Resumo revisado pela redação.

A queda no preço do carbono na Europa pode ter efeitos diretos sobre decisões de investimento, regras de mercado e competitividade industrial no Brasil. Na primeira quinzena de fevereiro de 2026, o valor das permissões de emissão de carbono do Sistema de Comércio de Emissões da União Europeia (EU ETS) registrou um recuo de cerca de 20% em relação ao começo do ano. A queda foi associada à pressão política e discussões sobre ajustes regulatórios e impactos econômicos.

Chaminé industrial de concreto em primeiro plano, expelindo fumaça contra um céu
Foto: Henri / Adobe Stock

A redução também refletiu a menor demanda por energia, em parte devido a um inverno mais ameno no continente. O movimento reacendeu o debate sobre o papel da precificação de emissões na competitividade industrial e no comércio internacional.
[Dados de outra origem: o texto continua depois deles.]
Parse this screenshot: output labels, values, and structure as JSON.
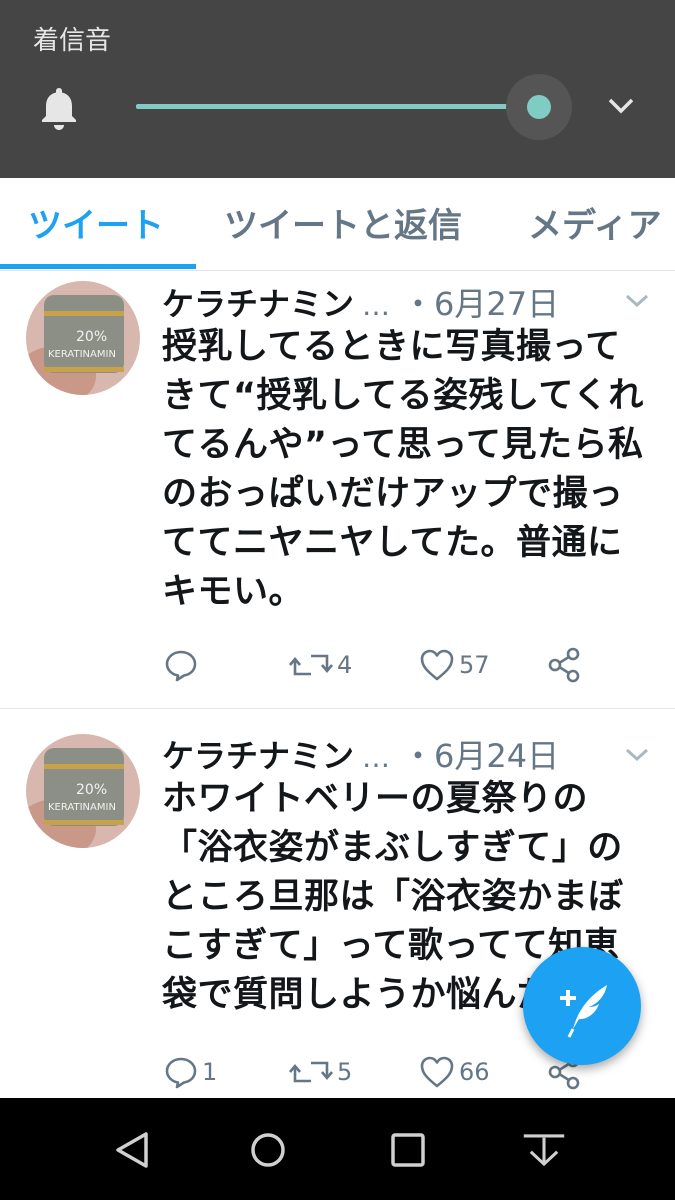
{
  "volume": {
    "title": "着信音",
    "level": 1.0,
    "accent_color": "#80cbc4",
    "icon": "bell-icon",
    "expand_icon": "chevron-down-icon"
  },
  "tabs": [
    {
      "label": "ツイート",
      "active": true
    },
    {
      "label": "ツイートと返信",
      "active": false
    },
    {
      "label": "メディア",
      "active": false
    }
  ],
  "tweets": [
    {
      "author": "ケラチナミン",
      "ellipsis": "…",
      "date": "・6月27日",
      "lines": [
        "授乳してるときに写真撮って",
        "きて“授乳してる姿残してくれ",
        "てるんや”って思って見たら私",
        "のおっぱいだけアップで撮っ",
        "ててニヤニヤしてた。普通に",
        "キモい。"
      ],
      "replies": "",
      "retweets": "4",
      "likes": "57"
    },
    {
      "author": "ケラチナミン",
      "ellipsis": "…",
      "date": "・6月24日",
      "lines": [
        "ホワイトベリーの夏祭りの",
        "「浴衣姿がまぶしすぎて」の",
        "ところ旦那は「浴衣姿かまぼ",
        "こすぎて」って歌ってて知恵",
        "袋で質問しようか悩んだ"
      ],
      "replies": "1",
      "retweets": "5",
      "likes": "66"
    }
  ],
  "avatar": {
    "product_text_1": "20%",
    "product_text_2": "KERATINAMIN"
  },
  "colors": {
    "accent": "#1da1f2",
    "muted": "#657786",
    "text": "#14171a"
  },
  "navigation": [
    "back-icon",
    "home-icon",
    "recents-icon",
    "keyboard-hide-icon"
  ],
  "fab_icon": "compose-tweet-icon"
}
O impacto não se limita ao mercado europeu. O EU ETS é referência global na precificação de carbono e influencia investimentos, estratégias industriais e políticas climáticas em diversos países, incluindo o Brasil. Atualmente, o sistema cobre cerca de 40% das emissões de gases de efeito estufa da União Europeia e já contribuiu para reduzir aproximadamente 47% das emissões dos setores regulados desde a sua criação.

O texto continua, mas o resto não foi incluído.